Sunday, August 22, 2010

The Long Forgotten Bonnaroo Experience

As I drove from Manchester to Nashville on the evening of Thursday, June 10th (the first night of Bonnaroo), I began to think of all the witty, snarky comments I wanted to make when I sat down to write this post. That day, over two months ago now, I was bitter with disappointment and my stomach churned with hunger. Most of my snark has died and now I'm just left with some, hopefully helpful, insight tinged just slightly with frustration. This post isn't even barely funny. Still, a long time ago I promised a blog on Bonnaroo...and tonight I shall deliver.

Things I learned by NOT going to Bonnaroo


1) Don't Go Alone.
It’s not being pillaged or plundered that has me concerned. Festivals mostly evoke a community vibe and people look out for each other. The real reason you need a friend with you is because you’re going to need someone to watch your back while you pee in the woods. After seven hours of waiting in my car, I was still 16 miles from the entrance gate. There was no guarantee that I wouldn’t be in my car waiting for another seven, possibly fourteen. As a matter of fact, I had a sheriff tell me that waiting 14 more hours was actually extremely likely. The movement was sporadic and both the car in front of me and behind me held people who were just as antisocial as I was. I had to pee, but there was no way I’d trust my car to a complete stranger while I ran off into the woods like so many other people. I also knew that if I abandoned my car long enough to pee, there was a good chance that if the traffic began to move again, people would go around me. I was too stubborn to let that happen. A friend could have covered me if I wanted to pee closer to the car or could have been in charge of rolling the car a quarter mile down the road while I ventured into a cow pasture. By myself, I was miserable and soon delirious. It was not a pretty sight.

2) Go Early

I’d read on a message board that people who showed up before the opening time would be turned away. For this reason, I planned out my journey so I would arrive exactly at 7 a.m. Except tens of thousands of people didn’t read that message board and had gotten there hours before I did. If I ever go again, I will go early.

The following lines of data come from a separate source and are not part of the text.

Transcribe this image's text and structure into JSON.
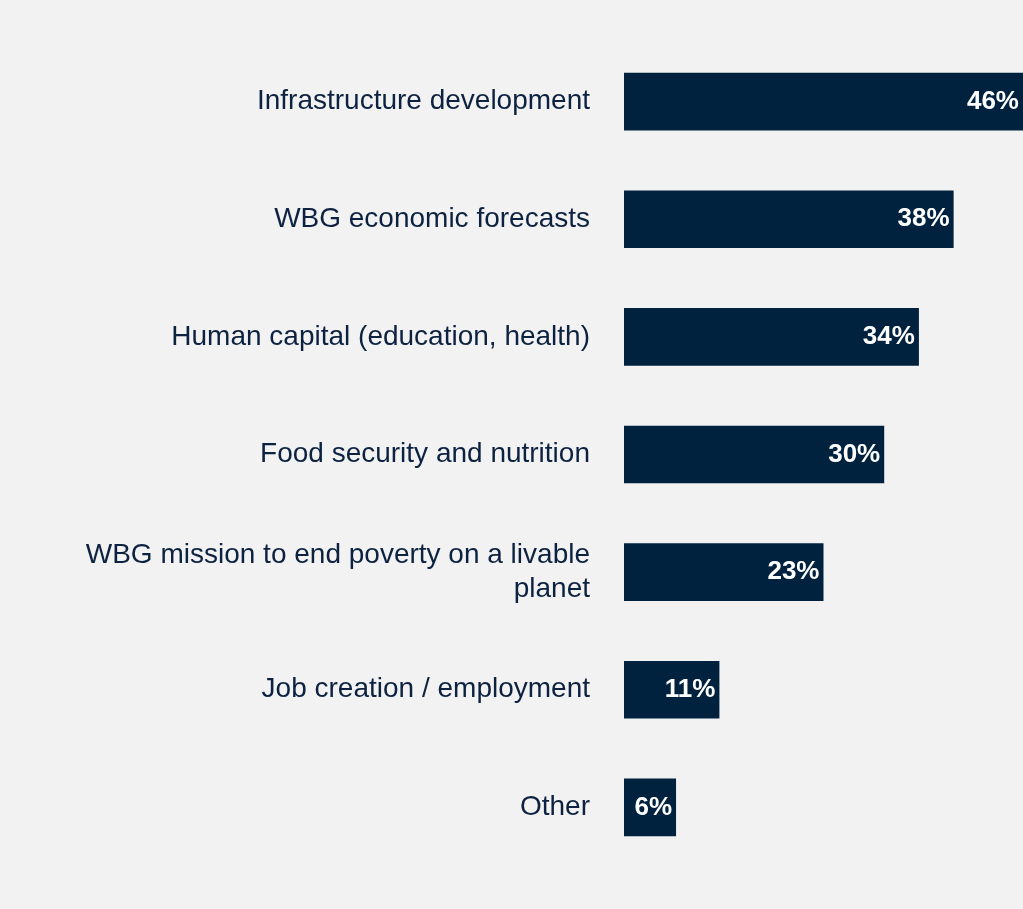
{
  "chart_data": {
    "type": "bar",
    "orientation": "horizontal",
    "categories": [
      "Infrastructure development",
      "WBG economic forecasts",
      "Human capital (education, health)",
      "Food security and nutrition",
      "WBG mission to end poverty on a livable planet",
      "Job creation / employment",
      "Other"
    ],
    "values": [
      46,
      38,
      34,
      30,
      23,
      11,
      6
    ],
    "value_labels": [
      "46%",
      "38%",
      "34%",
      "30%",
      "23%",
      "11%",
      "6%"
    ],
    "color": "#00223f",
    "xlim": [
      0,
      46
    ],
    "legend": false
  }
}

3) Putting Your Cooler in the Back of Your Trunk=Not as Smart as You Think.
In an effort to save gas on my 6 hour drive down to Manchester, TN, I pushed my massive cooler to the back of my trunk, over my rear wheel axle. I took Physics…I know a thing or two about weight distribution and I knew this was the best move for the long journey.

What I didn’t consider was the hours-long wait once I got to the line at the entrance. It took me three tries and one eighth of a mile to clean out the rest of my trunk enough so that I could pull my cooler forward and get out a cold Dr. Pepper and a package of crackers. Not only did this make me more irritable, but it also turned my once organized car into a disaster zone of epic proportions. I’m still finding stuff that I tossed carelessly out of my trunk and through my sunroof. Things rolled all over the place and hid from me…only to reappear each time I slam on my breaks.

4) Don't Tweet About Your Horrible Experiences

At the time, ranting to the entire world about the unpreparedness of the Bonnaroo staff seemed like a great idea. But coming back home to a dozen “It’s worth it!” replies made me want to gouge my eyes out. Was it worth it? I’ll never know. But I do know this: Twitching (Bitching + Tweeting) didn’t accomplish anything. No one from Bonnaroo apologized and sent me any of my money back. All that really came to be was a bunch of replies that made me homicidal. Not cool.

5) Don't be Afraid to Change Your Plans

Those seven hours were the worst seven hours of my life. Far worse than the 18 I spent on a train from New York to Ohio. Even worse than the 3 hour plane ride from New York to Ohio when my mother was in the hospital. I’d been promised amazingness! I’d been promised that if I showed up early, I would get turned away. So I showed up on time and was punished for that, as well. I was hot and my blood sugar was low. The more time I spent on line, the more shows I missed. It was an awful way to start my first ever festival experience and I knew it would taint the rest of the weekend. I sold my ticket for about half the price, got off at the nearest exit to get some McDonalds and then spent the night hanging out in Nashville. It was definitely the right choice for me.

That's all I've got for you tonight! Don't ever say I don't keep my promises!